The situation has become even more pronounced in recent years, with the advent of the Kicking Horse Canyon Project. This project sees the TransCanada Highway completely shut down between Field and Golden for several weeks each spring and fall, and all cross-country traffic subsequently re-routed off the TransCanada down Highway 93 from Castle Junction to Radium, then back up north from Radium along Highway 95 to Golden, where it rejoins the TransCanada. These closures send the volume of traffic heading through the Columbia Valley soaring, and put it on highways not designed to handle that kind of vehicle flow. This has resulted in a dramatic spike in the number of accidents on Highway 93 South and Highway 95 between Radium and Golden. The Pioneer has been inundated with complaints from local residents about the situation, with many outlining that they are now afraid (with good reason) to drive to Calgary during the closures. Many have reported almost being caught in accidents, and several have related stories about swerving into the ditch at the last minute to avoid a crash. One particularly dramatic case involved a local resident who drove around a blind corner and saw two semi trucks coming right at him — one truck travelling in the opposite lanes and another semi trying to illegally (and dangerously) pass the other. Fortunately he was able to get his vehicle off the road in the nick of time.

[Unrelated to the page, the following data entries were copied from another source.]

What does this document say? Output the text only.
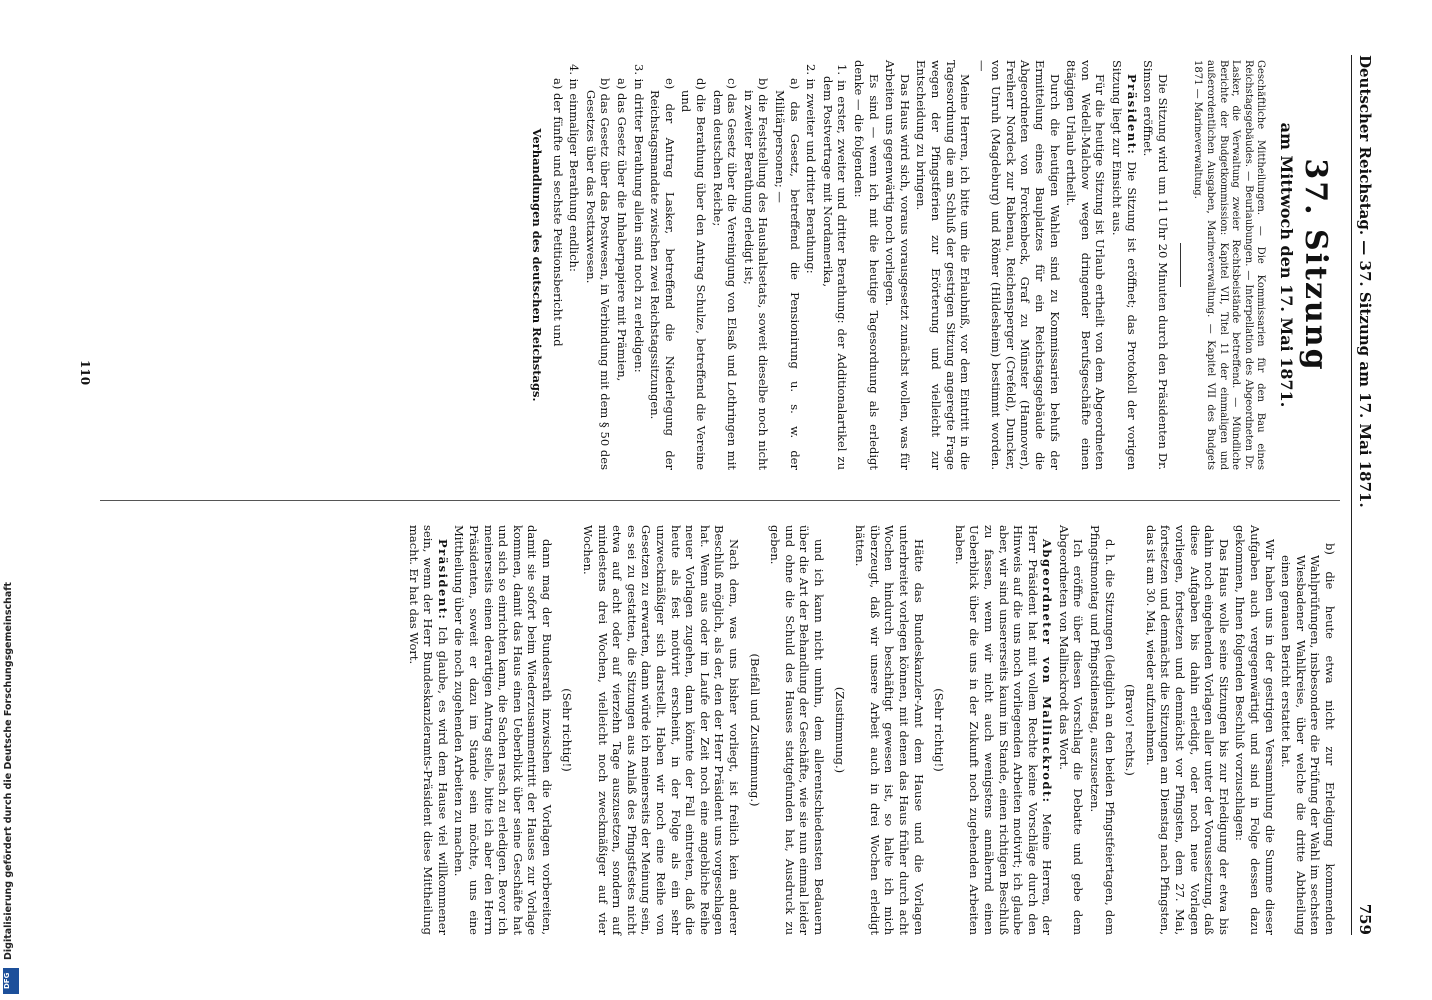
Deutscher Reichstag. — 37. Sitzung am 17. Mai 1871.
759
37. Sitzung
am Mittwoch den 17. Mai 1871.
Geschäftliche Mittheilungen. — Die Kommissarien für den Bau eines Reichstagsgebäudes. — Beurlaubungen. — Interpellation des Abgeordneten Dr. Lasker, die Verwaltung zweier Rechtsbeistände betreffend. — Mündliche Berichte der Budgetkommission: Kapitel VII, Titel 11 der einmaligen und außerordentlichen Ausgaben, Marineverwaltung. — Kapitel VII des Budgets 1871 — Marineverwaltung.
Die Sitzung wird um 11 Uhr 20 Minuten durch den Präsidenten Dr. Simson eröffnet.
Präsident: Die Sitzung ist eröffnet; das Protokoll der vorigen Sitzung liegt zur Einsicht aus.
Für die heutige Sitzung ist Urlaub ertheilt von dem Abgeordneten von Wedell-Malchow wegen dringender Berufsgeschäfte einen 8tägigen Urlaub ertheilt.
Durch die heutigen Wahlen sind zu Kommissarien behufs der Ermittelung eines Bauplatzes für ein Reichstagsgebäude die Abgeordneten von Forckenbeck, Graf zu Münster (Hannover), Freiherr Nordeck zur Rabenau, Reichensperger (Crefeld), Duncker, von Unruh (Magdeburg) und Römer (Hildesheim) bestimmt worden. —
Meine Herren, ich bitte um die Erlaubniß, vor dem Eintritt in die Tagesordnung die am Schluß der gestrigen Sitzung angeregte Frage wegen der Pfingstferien zur Erörterung und vielleicht zur Entscheidung zu bringen.
Das Haus wird sich, voraus vorausgesetzt zunächst wollen, was für Arbeiten uns gegenwärtig noch vorliegen.
Es sind — wenn ich mit die heutige Tagesordnung als erledigt denke — die folgenden:
1. in erster, zweiter und dritter Berathung: der Additionalartikel zu dem Postvertrage mit Nordamerika,
2. in zweiter und dritter Berathung:
a) das Gesetz, betreffend die Pensionirung u. s. w. der Militärpersonen; —
b) die Feststellung des Haushaltsetats, soweit dieselbe noch nicht in zweiter Berathung erledigt ist;
c) das Gesetz über die Vereinigung von Elsaß und Lothringen mit dem deutschen Reiche;
d) die Berathung über den Antrag Schulze, betreffend die Vereine und
e) der Antrag Lasker, betreffend die Niederlegung der Reichstagsmandate zwischen zwei Reichstagssitzungen.
3. in dritter Berathung allein sind noch zu erledigen:
a) das Gesetz über die Inhaberpapiere mit Prämien,
b) das Gesetz über das Postwesen, in Verbindung mit dem § 50 des Gesetzes über das Posttaxwesen.
4. in einmaliger Berathung endlich:
a) der fünfte und sechste Petitionsbericht und
Verhandlungen des deutschen Reichstags.
b) die heute etwa nicht zur Erledigung kommenden Wahlprüfungen, insbesondere die Prüfung der Wahl im sechsten Wiesbadener Wahlkreise, über welche die dritte Abtheilung einen genauen Bericht erstattet hat.
Wir haben uns in der gestrigen Versammlung die Summe dieser Aufgaben auch vergegenwärtigt und sind in Folge dessen dazu gekommen, Ihnen folgenden Beschluß vorzuschlagen:
Das Haus wolle seine Sitzungen bis zur Erledigung der etwa bis dahin noch eingehenden Vorlagen aller unter der Voraussetzung, daß diese Aufgaben bis dahin erledigt, oder noch neue Vorlagen vorliegen, fortsetzen und demnächst vor Pfingsten, dem 27. Mai, fortsetzen und demnächst die Sitzungen am Dienstag nach Pfingsten, das ist am 30. Mai, wieder aufzunehmen.
(Bravo! rechts.)
d. h. die Sitzungen (lediglich an den beiden Pfingstfeiertagen, dem Pfingstmontag und Pfingstdienstag, auszusetzen.
Ich eröffne über diesen Vorschlag die Debatte und gebe dem Abgeordneten von Mallinckrodt das Wort.
Abgeordneter von Mallinckrodt: Meine Herren, der Herr Präsident hat mit vollem Rechte keine Vorschläge durch den Hinweis auf die uns noch vorliegenden Arbeiten motivirt; ich glaube aber, wir sind unsererseits kaum im Stande, einen richtigen Beschluß zu fassen, wenn wir nicht auch wenigstens annähernd einen Ueberblick über die uns in der Zukunft noch zugehenden Arbeiten haben.
(Sehr richtig!)
Hätte das Bundeskanzler-Amt dem Hause und die Vorlagen unterbreitet vorlegen können, mit denen das Haus früher durch acht Wochen hindurch beschäftigt gewesen ist, so halte ich mich überzeugt, daß wir unsere Arbeit auch in drei Wochen erledigt hätten.
(Zustimmung.)
und ich kann nicht umhin, dem allerentschiedensten Bedauern über die Art der Behandlung der Geschäfte, wie sie nun einmal leider und ohne die Schuld des Hauses stattgefunden hat, Ausdruck zu geben.
(Beifall und Zustimmung.)
Nach dem, was uns bisher vorliegt, ist freilich kein anderer Beschluß möglich, als der, den der Herr Präsident uns vorgeschlagen hat. Wenn aus oder im Laufe der Zeit noch eine angebliche Reihe neuer Vorlagen zugehen, dann könnte der Fall eintreten, daß die heute als fest motivirt erscheint, in der Folge als ein sehr unzweckmäßiger sich darstellt. Haben wir noch eine Reihe von Gesetzen zu erwarten, dann würde ich meinerseits der Meinung sein, es sei zu gestatten, die Sitzungen aus Anlaß des Pfingstfestes nicht etwa auf acht oder auf vierzehn Tage auszusetzen, sondern auf mindestens drei Wochen, vielleicht noch zweckmäßiger auf vier Wochen.
(Sehr richtig!)
dann mag der Bundesrath inzwischen die Vorlagen vorbereiten, damit sie sofort beim Wiederzusammentritt der Hauses zur Vorlage kommen, damit das Haus einen Ueberblick über seine Geschäfte hat und sich so einrichten kann, die Sachen rasch zu erledigen. Bevor ich meinerseits einen derartigen Antrag stelle, bitte ich aber den Herrn Präsidenten, soweit er dazu im Stande sein möchte, uns eine Mittheilung über die noch zugehenden Arbeiten zu machen.
Präsident: Ich glaube, es wird dem Hause viel willkommener sein, wenn der Herr Bundeskanzleramts-Präsident diese Mittheilung macht. Er hat das Wort.
110
DFG
Digitalisierung gefördert durch die Deutsche Forschungsgemeinschaft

Police are beefing up their presence on these roadways in response, but with limited human resources, there is only so much they can do, and the news of the planned improvements to Highway 93 South has already been greeted with a positive response from valley residents.

The upgrades on Highway 93 South will also include improving wildlife fencing, making a few key intersections better and fixing up the road surface. In addition there will be avalanche mitigation measures taken, new culverts, some bridges replaced and some slope and retaining wall stabilization. 

Work will begin this spring and will affect traffic at various locations.

Aside from the upgrades to the Kootenay Parkway (Highway 93 South), the $71 million also includes $11.3 million to fix up the TransCanada between Castle Junction and Lake Louise; $9.8 million to improve Lake Louise Drive; $4.3 million for Highway 11 in Banff National Park; $11.2 million for the Icefields Parkway (Highway 93 North) between Lake Louise and Jasper; $1.7 million to design new bridges at Snaring and Moberly in Jasper National Park and; $9 million for upgrades on the TransCanada in Yoho National Park.

The Pioneer reached out to Parks Canada for further information on where exactly on Highway 93 South shoulders would be widened and passing lanes added, which intersections would be improved, and when precisely the work would start, but was not able to get comment prior to press deadline.